また、複数のコントローラーを扱えるように、入力配列のindexと各ボタンの対応をyamlファイルに記述しておき、ROS2 parameterとして設定するようにしてあります。デフォルトのThrustmaster T150RSというハンドルコントローラー用の設定に加え、PS5のコントローラー用の設定も作成しました。(なお、この2つのコントローラーではアクセルとブレーキの入力の正負が反転していたため、PS5の場合に入力を-1倍する処理をしています。最大舵角の変更もするべきですが、未対応です。)

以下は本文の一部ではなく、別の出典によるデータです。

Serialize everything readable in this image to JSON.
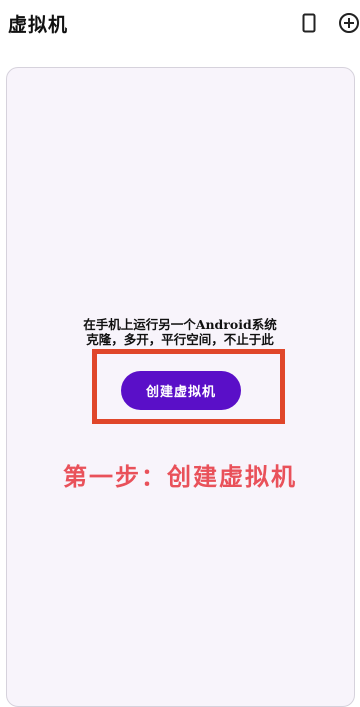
{
  "app": {
    "title": "虚拟机"
  },
  "toolbar": {
    "phone_icon": "phone-icon",
    "add_icon": "add-circle-icon"
  },
  "empty_state": {
    "line1": "在手机上运行另一个Android系统",
    "line2": "克隆，多开，平行空间，不止于此",
    "button_label": "创建虚拟机"
  },
  "annotation": {
    "step_caption": "第一步：创建虚拟机",
    "highlight_color": "#e0462a",
    "caption_color": "#e9515a"
  },
  "colors": {
    "accent": "#5a0fc8",
    "card_background": "#f8f4fb"
  }
}
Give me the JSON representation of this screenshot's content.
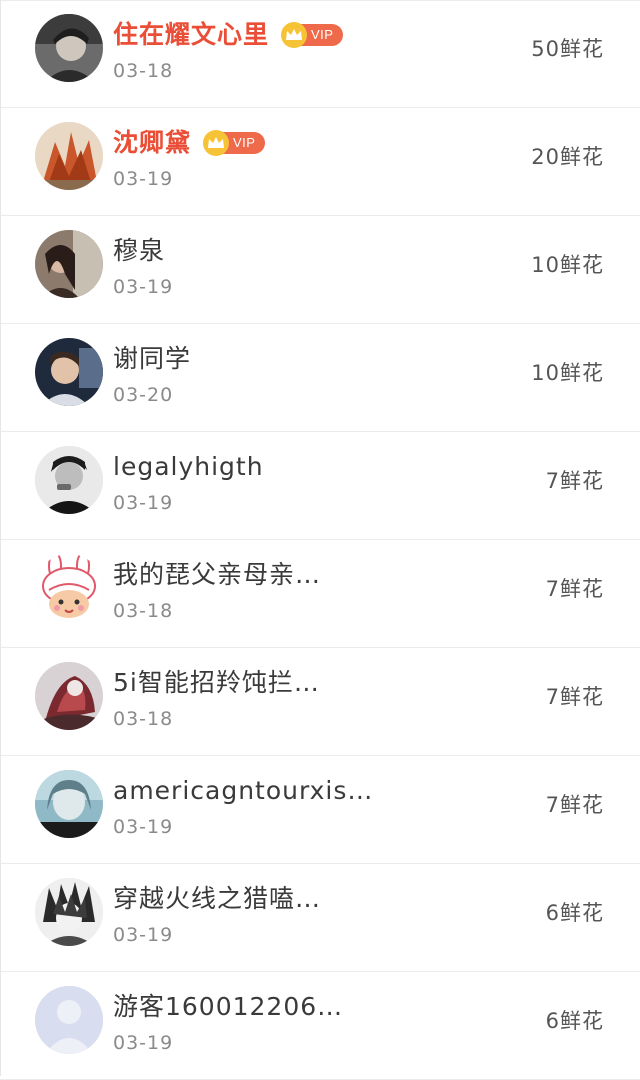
{
  "badge": {
    "vip_label": "VIP"
  },
  "colors": {
    "vip_name": "#ea4e36",
    "vip_badge": "#ee6a4a",
    "crown": "#f6c336",
    "name": "#3a3a3a",
    "date": "#8a8a8a",
    "amount": "#555555",
    "divider": "#ebebeb"
  },
  "rows": [
    {
      "name": "住在耀文心里",
      "date": "03-18",
      "amount": "50鲜花",
      "vip": true,
      "avatar_icon": "user-photo-avatar"
    },
    {
      "name": "沈卿黛",
      "date": "03-19",
      "amount": "20鲜花",
      "vip": true,
      "avatar_icon": "user-photo-avatar"
    },
    {
      "name": "穆泉",
      "date": "03-19",
      "amount": "10鲜花",
      "vip": false,
      "avatar_icon": "user-photo-avatar"
    },
    {
      "name": "谢同学",
      "date": "03-20",
      "amount": "10鲜花",
      "vip": false,
      "avatar_icon": "user-photo-avatar"
    },
    {
      "name": "legalyhigth",
      "date": "03-19",
      "amount": "7鲜花",
      "vip": false,
      "avatar_icon": "user-photo-avatar"
    },
    {
      "name": "我的琵父亲母亲…",
      "date": "03-18",
      "amount": "7鲜花",
      "vip": false,
      "avatar_icon": "cartoon-bunny-avatar"
    },
    {
      "name": "5i智能招羚饨拦…",
      "date": "03-18",
      "amount": "7鲜花",
      "vip": false,
      "avatar_icon": "user-photo-avatar"
    },
    {
      "name": "americagntourxis…",
      "date": "03-19",
      "amount": "7鲜花",
      "vip": false,
      "avatar_icon": "user-photo-avatar"
    },
    {
      "name": "穿越火线之猎嗑…",
      "date": "03-19",
      "amount": "6鲜花",
      "vip": false,
      "avatar_icon": "user-photo-avatar"
    },
    {
      "name": "游客160012206…",
      "date": "03-19",
      "amount": "6鲜花",
      "vip": false,
      "avatar_icon": "default-user-avatar"
    }
  ]
}
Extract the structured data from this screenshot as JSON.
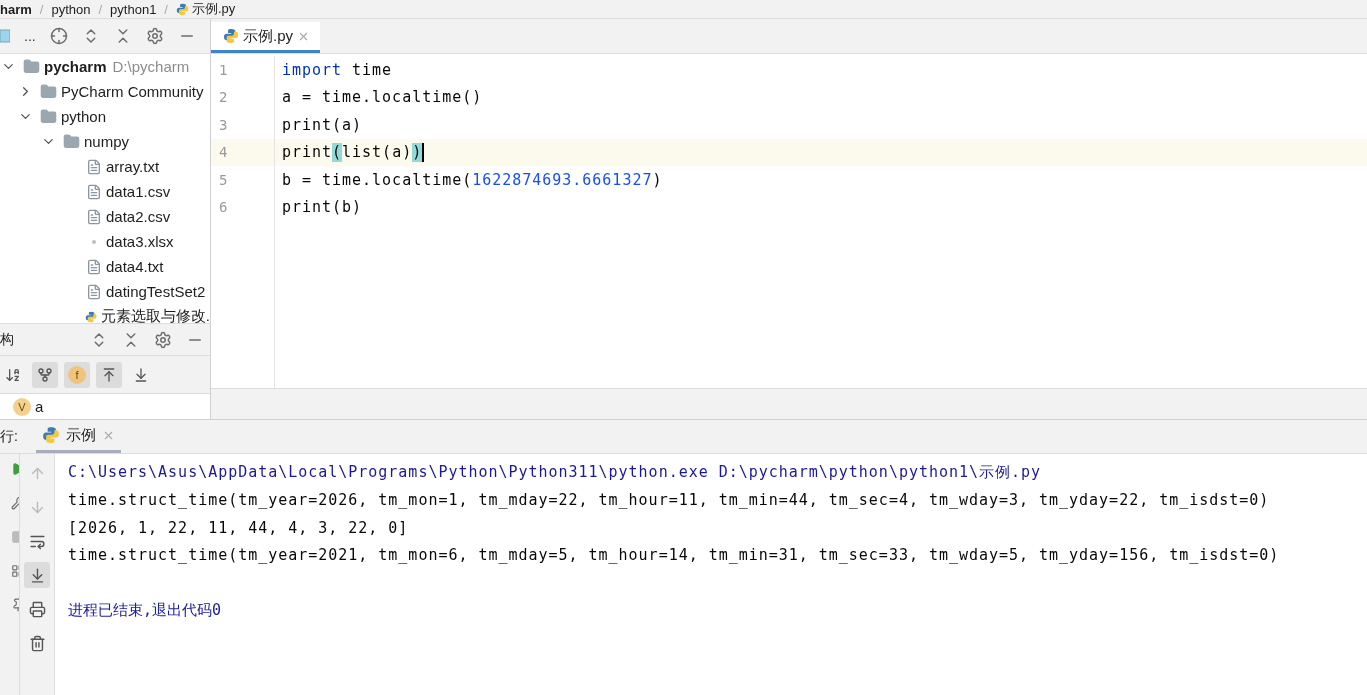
{
  "breadcrumb_separator": "/",
  "breadcrumb": [
    {
      "label": "harm",
      "bold": true,
      "python": false
    },
    {
      "label": "python",
      "bold": false,
      "python": false
    },
    {
      "label": "python1",
      "bold": false,
      "python": false
    },
    {
      "label": "示例.py",
      "bold": false,
      "python": true
    }
  ],
  "project_toolbar": {
    "label": "..."
  },
  "tree": [
    {
      "label": "pycharm",
      "path": "D:\\pycharm",
      "kind": "folder",
      "expanded": true,
      "children": [
        {
          "label": "PyCharm Community",
          "kind": "folder",
          "expanded": false
        },
        {
          "label": "python",
          "kind": "folder",
          "expanded": true,
          "children": [
            {
              "label": "numpy",
              "kind": "folder",
              "expanded": true,
              "children": [
                {
                  "label": "array.txt",
                  "kind": "text"
                },
                {
                  "label": "data1.csv",
                  "kind": "text"
                },
                {
                  "label": "data2.csv",
                  "kind": "text"
                },
                {
                  "label": "data3.xlsx",
                  "kind": "other"
                },
                {
                  "label": "data4.txt",
                  "kind": "text"
                },
                {
                  "label": "datingTestSet2",
                  "kind": "text"
                },
                {
                  "label": "元素选取与修改.",
                  "kind": "python"
                }
              ]
            }
          ]
        }
      ]
    }
  ],
  "structure": {
    "title": "构",
    "tools": [
      {
        "kind": "sort",
        "selected": false
      },
      {
        "kind": "inherited",
        "selected": true
      },
      {
        "kind": "fields",
        "label": "f",
        "selected": true
      },
      {
        "kind": "up",
        "selected": true
      },
      {
        "kind": "down",
        "selected": false
      }
    ],
    "items": [
      {
        "badge": "V",
        "label": "a"
      }
    ]
  },
  "editor": {
    "tabs": [
      {
        "label": "示例.py",
        "selected": true
      }
    ],
    "lines": [
      {
        "number": "1",
        "current": false,
        "tokens": [
          {
            "kind": "keyword",
            "text": "import"
          },
          {
            "kind": "plain",
            "text": " time"
          }
        ]
      },
      {
        "number": "2",
        "current": false,
        "tokens": [
          {
            "kind": "plain",
            "text": "a = time.localtime()"
          }
        ]
      },
      {
        "number": "3",
        "current": false,
        "tokens": [
          {
            "kind": "plain",
            "text": "print(a)"
          }
        ]
      },
      {
        "number": "4",
        "current": true,
        "tokens": [
          {
            "kind": "plain",
            "text": "print"
          },
          {
            "kind": "match",
            "text": "("
          },
          {
            "kind": "plain",
            "text": "list(a)"
          },
          {
            "kind": "match",
            "text": ")"
          }
        ]
      },
      {
        "number": "5",
        "current": false,
        "tokens": [
          {
            "kind": "plain",
            "text": "b = time.localtime("
          },
          {
            "kind": "number",
            "text": "1622874693.6661327"
          },
          {
            "kind": "plain",
            "text": ")"
          }
        ]
      },
      {
        "number": "6",
        "current": false,
        "tokens": [
          {
            "kind": "plain",
            "text": "print(b)"
          }
        ]
      }
    ]
  },
  "run": {
    "label": "行:",
    "tabs": [
      {
        "label": "示例",
        "selected": true
      }
    ],
    "tools": [
      {
        "kind": "up",
        "selected": false
      },
      {
        "kind": "down",
        "selected": false
      },
      {
        "kind": "wrap",
        "selected": false
      },
      {
        "kind": "scroll-end",
        "selected": true
      },
      {
        "kind": "print",
        "selected": false
      },
      {
        "kind": "trash",
        "selected": false
      }
    ],
    "console": [
      {
        "kind": "command",
        "text": "C:\\Users\\Asus\\AppData\\Local\\Programs\\Python\\Python311\\python.exe D:\\pycharm\\python\\python1\\示例.py"
      },
      {
        "kind": "output",
        "text": "time.struct_time(tm_year=2026, tm_mon=1, tm_mday=22, tm_hour=11, tm_min=44, tm_sec=4, tm_wday=3, tm_yday=22, tm_isdst=0)"
      },
      {
        "kind": "output",
        "text": "[2026, 1, 22, 11, 44, 4, 3, 22, 0]"
      },
      {
        "kind": "output",
        "text": "time.struct_time(tm_year=2021, tm_mon=6, tm_mday=5, tm_hour=14, tm_min=31, tm_sec=33, tm_wday=5, tm_yday=156, tm_isdst=0)"
      },
      {
        "kind": "status",
        "text": "进程已结束,退出代码0"
      }
    ]
  }
}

最後に、CMakeLists.txtpackage.xmlに依存関係の記述を忘れずにしておきます(/joyを扱うためにsensor_msgsが、/vehicle_inputsを扱うためにautonoma_msgsが必要です)。

作成したパッケージはGitHubに公開しています。

使い方

AIチャレンジのdockerコンテナの外で使うことを想定しています。

  1. ~/ros2_ws/srcgamepad_controller_cppaichallenge_ws/srcから持ってきたsim-msgsを置く
  2. ~/ros2_wscolcon buildsource install/setup.bash
  3. ros2 run gamepad_controller_cpp gamepad_controller_cpp_node
  4. 別のターミナルでros2 run joy joy_node

ros2 run gamepad_controller_cpp gamepad_controller_cpp_node --ros-args --params-file ~/ros2_ws/src/gamepad_controller_cpp/config/dualsense.yamlとすることでPS5用コントローラーで操作可能

使ってみた

作成したノードを使ってハンドルコントローラーによる手動運転でSimulation大会のコースを一周してみたときの画面キャプチャとrosbagが以下です。

自分で運転してみて以下のようなことを感じました:

  • ステアリングは思った以上に早く切り始めないと切り遅れる
  • 1速や2速で4000回転くらいまで回すと簡単にスピンする
  • 強いブレーキをかけてタイヤがロックすると減速も旋回もほとんどできなくなる(のでABSのような制御が欲しい?)

さいごに

ROS2ノードの実装についてどこから始めたらよいか分からない状態でしたが、手探りながら実装してみてsubscribeとpublishさえできれば後は実現したい処理の実装に集中できそうだと分かりました。今大会ではパラメータ調整だけでなく自作モジュールを組み込んでみたいところです。手動走行ができるとデータも取りやすくなり役に立ちそうです。